American businesswoman

Martha Michele Burns (born February 1958 in Georgia) is an American businesswoman. She was chairman and CEO of Mercer between 2006 and 2011 and was director on the boards of a number of major American companies, including Cisco Systems, Wal-Mart, and Goldman Sachs.

==Education==
She received a Bachelor of Business Administration summa cum laude from the University of Georgia in 1979, a Master of Accountancy from the same university in 1980.

==Early career==
From 1981 to 1999, she worked for Arthur Andersen as a Senior Tax Partner.
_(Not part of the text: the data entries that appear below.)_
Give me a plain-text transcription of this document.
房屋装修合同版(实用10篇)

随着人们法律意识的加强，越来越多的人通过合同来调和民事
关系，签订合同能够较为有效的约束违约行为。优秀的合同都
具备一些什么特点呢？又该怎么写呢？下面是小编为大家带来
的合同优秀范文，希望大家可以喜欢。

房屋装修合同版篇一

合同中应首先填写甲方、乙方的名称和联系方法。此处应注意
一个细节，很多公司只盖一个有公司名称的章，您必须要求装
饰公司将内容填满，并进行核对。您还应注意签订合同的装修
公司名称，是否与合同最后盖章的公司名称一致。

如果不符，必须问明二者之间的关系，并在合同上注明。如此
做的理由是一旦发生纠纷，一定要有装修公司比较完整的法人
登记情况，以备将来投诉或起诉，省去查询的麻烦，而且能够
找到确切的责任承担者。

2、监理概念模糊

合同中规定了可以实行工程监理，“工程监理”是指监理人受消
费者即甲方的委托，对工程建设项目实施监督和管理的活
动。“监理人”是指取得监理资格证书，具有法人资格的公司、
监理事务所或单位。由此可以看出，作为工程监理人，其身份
She served as Vice President for Corporate Tax of Delta Air Lines from 1999 to 2000, and as its Executive Vice President and Chief Financial Officer from 2000 to 2004. From 2004 to 2006, she served as EVP, CFO and restructuring officer of Mirant.

==CEO and director==
From 2006 to 2011, she served as Executive Vice President and Chief Financial Officer of Marsh & McLennan, and Chairman and CEO of Mercer. She sits on the Boards of Directors of Cisco Systems. Previously, she sat on the Boards of Wal-Mart, Goldman Sachs, Orbitz and Worldspan.

==Support of politics and arts==
She supports the Democratic Party. She has supported Al Gore and Hillary Clinton, and she has made donations to EMILY's List. She sits on the Boards of Trustees of the Atlanta Symphony Orchestra and the Elton John AIDS Foundation, where she serves as Treasurer. In 2010, she earned $4,648,029.00.